Quando il Carro avanzò all'attenzione, era già troppo tardi. S'accostò lentamente, come l'ultimo tra gli arrivati – terribilmente scortese. Pur nell'incanto che governava, brillante nelle rifiniture d'oro e bronzo, non conquistò la gloria dello sguardo: la sua, d'altronde, era una strada in corso, non era che parte di una processione più complessa. Al trotto di cavalli sempiterni, d'inchiostro e di carta, l'Auriga appariva in ogni caso maestoso – nel porgersi alla vista, scivolando nel contatto della pelle e del legno, trottò come sospeso a mezz'aria, e gli zoccoli delle bestie suonarono fortemente. Nella solitudine cui s'era invischiato, incuneato tra simbologie che nulla potevano in confronto, il Carro primeggiava delle luci dell'alba: oltre la finestra imperversavano le tinte pastello, in un turbinio che s'accentuava istante dopo istante; e dalle crepe sottili, di vetro e di ferro, raggi nuovi omaggiavano la corona regale, e lo scettro, e le ruote in successione. Pur nella staticità cui s'era avvinto, l'Arcano viveva di potere, un potere naturale che s'addiceva al senso delle cose. Portava così segreti, e fiere impavide, e coraggio, e
vittoria. Il Carro infondeva certezza.
«Mi sembra buono.» Sembrare.
Sembrare. Assaporò la parola a sua volta, lasciando che danzasse dalla bocca rosea di chi gli era accanto. Nell'ingenua, semplice rivelazione che l'Arcano offriva agli occhi di Penny, lui vi scovò la delicata promessa di un sorriso; e tremulo, allora, scoprì l'incresparsi delle guance, coinvolgendo labbra tirate. Non commentò, e sul volto non comparve sollievo: l'amico peccava, avventato com'era nella lettura degli enigmi del tempo. Non s'avvedeva, dolcissimo, dell'ambivalenza manifesta.
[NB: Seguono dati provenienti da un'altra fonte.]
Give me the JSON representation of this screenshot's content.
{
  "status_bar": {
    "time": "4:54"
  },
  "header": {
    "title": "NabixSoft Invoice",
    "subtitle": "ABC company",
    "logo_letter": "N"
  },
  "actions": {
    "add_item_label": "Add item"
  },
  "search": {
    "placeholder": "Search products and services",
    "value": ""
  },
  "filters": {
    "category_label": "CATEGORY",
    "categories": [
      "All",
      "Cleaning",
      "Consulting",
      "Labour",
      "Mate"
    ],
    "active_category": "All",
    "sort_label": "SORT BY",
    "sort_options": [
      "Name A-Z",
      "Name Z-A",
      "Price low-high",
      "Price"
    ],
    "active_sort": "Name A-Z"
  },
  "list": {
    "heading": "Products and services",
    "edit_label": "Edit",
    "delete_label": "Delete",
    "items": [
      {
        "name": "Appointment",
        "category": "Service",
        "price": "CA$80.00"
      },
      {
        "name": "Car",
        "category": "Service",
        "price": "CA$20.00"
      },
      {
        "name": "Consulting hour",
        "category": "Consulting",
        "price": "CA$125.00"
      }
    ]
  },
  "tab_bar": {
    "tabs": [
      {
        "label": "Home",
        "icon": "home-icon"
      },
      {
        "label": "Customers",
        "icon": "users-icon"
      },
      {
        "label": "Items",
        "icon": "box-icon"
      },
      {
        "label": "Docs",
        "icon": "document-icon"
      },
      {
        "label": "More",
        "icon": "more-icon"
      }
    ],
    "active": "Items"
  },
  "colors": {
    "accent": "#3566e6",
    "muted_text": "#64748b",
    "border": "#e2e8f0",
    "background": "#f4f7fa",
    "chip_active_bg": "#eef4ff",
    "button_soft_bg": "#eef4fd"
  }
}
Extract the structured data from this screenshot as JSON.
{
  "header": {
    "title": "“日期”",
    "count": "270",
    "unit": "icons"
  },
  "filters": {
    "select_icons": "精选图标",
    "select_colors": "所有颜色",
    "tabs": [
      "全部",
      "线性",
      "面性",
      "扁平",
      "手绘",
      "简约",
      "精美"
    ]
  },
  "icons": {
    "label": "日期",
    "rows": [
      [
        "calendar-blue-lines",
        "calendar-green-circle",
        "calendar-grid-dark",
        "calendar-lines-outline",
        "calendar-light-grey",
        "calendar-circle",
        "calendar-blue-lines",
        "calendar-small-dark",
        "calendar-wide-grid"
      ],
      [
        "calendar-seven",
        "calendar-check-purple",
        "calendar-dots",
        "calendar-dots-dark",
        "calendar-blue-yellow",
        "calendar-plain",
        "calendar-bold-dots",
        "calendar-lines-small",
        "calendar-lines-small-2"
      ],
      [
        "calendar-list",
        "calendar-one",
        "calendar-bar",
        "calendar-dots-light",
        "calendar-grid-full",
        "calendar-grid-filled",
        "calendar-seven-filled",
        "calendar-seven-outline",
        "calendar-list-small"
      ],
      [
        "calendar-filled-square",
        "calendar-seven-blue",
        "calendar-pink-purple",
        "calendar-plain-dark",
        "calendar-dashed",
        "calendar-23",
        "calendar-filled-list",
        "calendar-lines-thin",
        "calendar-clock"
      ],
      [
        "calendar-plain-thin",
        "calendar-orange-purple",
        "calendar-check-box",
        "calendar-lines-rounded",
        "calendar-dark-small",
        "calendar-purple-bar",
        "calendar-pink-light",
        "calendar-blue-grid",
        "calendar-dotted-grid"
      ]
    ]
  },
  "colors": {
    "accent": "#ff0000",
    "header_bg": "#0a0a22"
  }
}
Osserva i cavalli, voleva dirgli. Guidare l'ambra delle pupille dell'altro, portarlo con sé, stringerlo a sé, non desiderò altro. Nel portarsi avanti, verso il tavolino già vestito di carte, concesse al gomito di sfiorare l'avambraccio del compagno, nel contatto vicino di chi non parlava, ma tutto comunicava. Osserva i cavalli, voleva chiarirgli. Nell'intreccio del moto in atto, il trotto era asimmetrico: l'uno verso destra, l'altro verso sinistra, la direzione offriva la scelta intangibile. Il Carro, tra tutti, paventava il rischio di cui più aveva timore, e mai, mai avrebbe potuto sottovalutarne l'imprevedibilità. Gli garantì, tuttavia, un collegamento: una vittoria, una protezione, un supporto, tutto sfumava perfettamente alla cornice d'insieme. Nel limbo della notte prima del Duello che avrebbe visto Casey e Sirius affrontarsi magistralmente, lui leggeva tarocchi. Non chiudeva occhio, non un attimo, rinnegando innaturalmente quel riposo di cui continuava ad essere più o meno privo; nel silenzio delle ore lontane, al pianoterra della Sala Comune, c'erano soltanto loro – lui e i tarocchi, al punto da dimenticare per un attimo d'avere qualcun'altro accanto. Penny lo aveva raggiunto poco prima dell'alba, forse accortosi d'essere solo,
di nuovo, nel dormitorio condiviso. E se l'amico vestiva comodità, nel pigiama azzurrino e nella coperta colorata sulle spalle, l'altro accoglieva la compostezza di cui invece non avrebbe avuto bisogno: in divisa, scarpe allacciate, l'unico segno in disordine s'avvicinava alla cravatta allentata, il nodo disperso in un colpo di mano.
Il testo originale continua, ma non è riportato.